Prediction of static and perturbed reach goals from movement kinematics
A. Bosco, M. Filippini, D. Borra, Elsa Andrea Kirchner, P. Fattori
In Proceedings of the HumanE AI conference, 16.11.-16.11.2022, Stockholm, n.n., Nov/2022.
Abstract
:
Actions are complex cognitive phenomena and can be described at different levels of abstraction,
from abstract action intentions to the description of the mechanistic properties of movements
(Jacob et al., 2005; Kilner, 2011; Urgesi et al., 2014). As social animals, humans behave largely on
the basis of their interpretation and predictions about the actions and their intentions and these
latter strongly modulate the kinematic parameters of reach-to-grasp movements. In fact, it was
demonstrated that changes in both target properties (intrinsic/extrinsic features) and prior
intentions affect both the reach and the grasp components (Egmose & Køppe, 2018; Jeannerod et
al., 1995). The knowledge that different motor intentions modulate the kinematics of human
behaviour opens to the possibility that the observed kinematics may serve as a cue to predict action
intentions. Reliable predictions about the intention and outcome of an observed action can be made
because action execution is itself shaped by its final goal and/or by the physical properties of its
target. The key point is that, because the action is shaped by its final goal, information about the
goal is available to the observer before action execution is completed.
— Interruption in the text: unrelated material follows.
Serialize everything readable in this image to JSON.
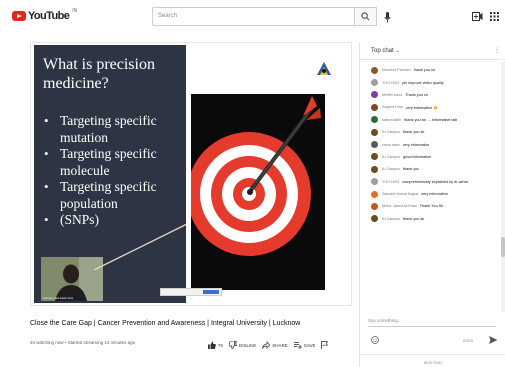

This applies to a wide
spectrum of ecological motor behaviours, from simple actions like reach-to-grasp an object, to more
complex ones like throwing a stone to hit a prey or playing an interactive ball game (Maselli et al.,
2017).
However, it is unknown whether, when an unexpected change in target goals during a reaching
execution in an individual action occurs at different directions and depths with respect to the body,
the action intention consequently changes with target goal modification and which is the temporal
structure of the decoding of target goals that change their spatial position in two dimensions. In the
present study, we characterized the information embedded in the kinematics of reaching
movement towards targets located at different directions and depths with respect to the body in a
condition where the targets remained static for the entire duration of the movement and in a
condition where the targets shifted in another position during the movement execution. We
designed our analysis to perform a temporal decoding of the final goals by a classifier.
23 naïve volunteers (11 males and 12 females, mean age 22.6±2.3) took part in the study. 12
participants performed Experiment 1 and 11 participants performed Experiment 2. We
characterized the information embedded in the kinematics of reaching movement towards targets
located at different directions and depths with respect to the body in a condition where the targets
remained static for the entire duration of movement and in a condition where the targets shifted
to another position during movement execution. The target shift could occur at the movement
onset (Experiment 1) or 100 ms after the movement onset (Experiment 2). We designed our analysis
to perform a temporal decoding of the final goals by a recurrent neural network (RNN). Specifically,
to evaluate the temporal evolution of decoding accuracy in recognizing the target positions, we
estimated the decoding performance using x, y and z components of the index and wrist markers in
small time intervals as RNN input data.
In Experiment 1, we found that, at average level, a progressive increase of the classification
performance from the onset to the end of movement above the defined chance level (16,6%) is
visible in both direction and depth dimensions as well as in decoding perturbed visual targets.
However, classification accuracies in decoding targets along direction and depth dimension show
differences in the maximum accuracy reached by the classifier in the final phase of the movement.
In fact, for target in direction, the maximum accuracy was 0.94, whereas, for target in depth, the
maximum accuracy was 0.77. Moreover, for the entire course of the movement, the classification
accuracy of targets in direction showed higher values with respect to that of target in depth, and
this difference reached the significance level from the 63% of the reaching execution (SPM1d with
two-sample Hotellings’ T2 test, p<0.05).
In Experiment 2, a progressive increase of the recognition rate is visible across the movement
execution in both direction and depth dimensions. The comparison between the average
recognition rate across the movement execution displays that the prediction of static and perturbed
target goals located along direction was more accurate than the prediction of static and perturbed
target goals located along depth, consistently with the results of Experiment 1. However, no
significant differences between decoding accuracy of direction and depth were found (SPM1d with
two-sample Hotellings’ T2 test, p>0.05).
This study provides novel insights into quantitative estimate of the accuracy that it is possible to
achieve in the prediction of reaching target goal located in the 3-dimensional space and when the
target perturbation occurs at the onset of the reaching or at later stages in the reach.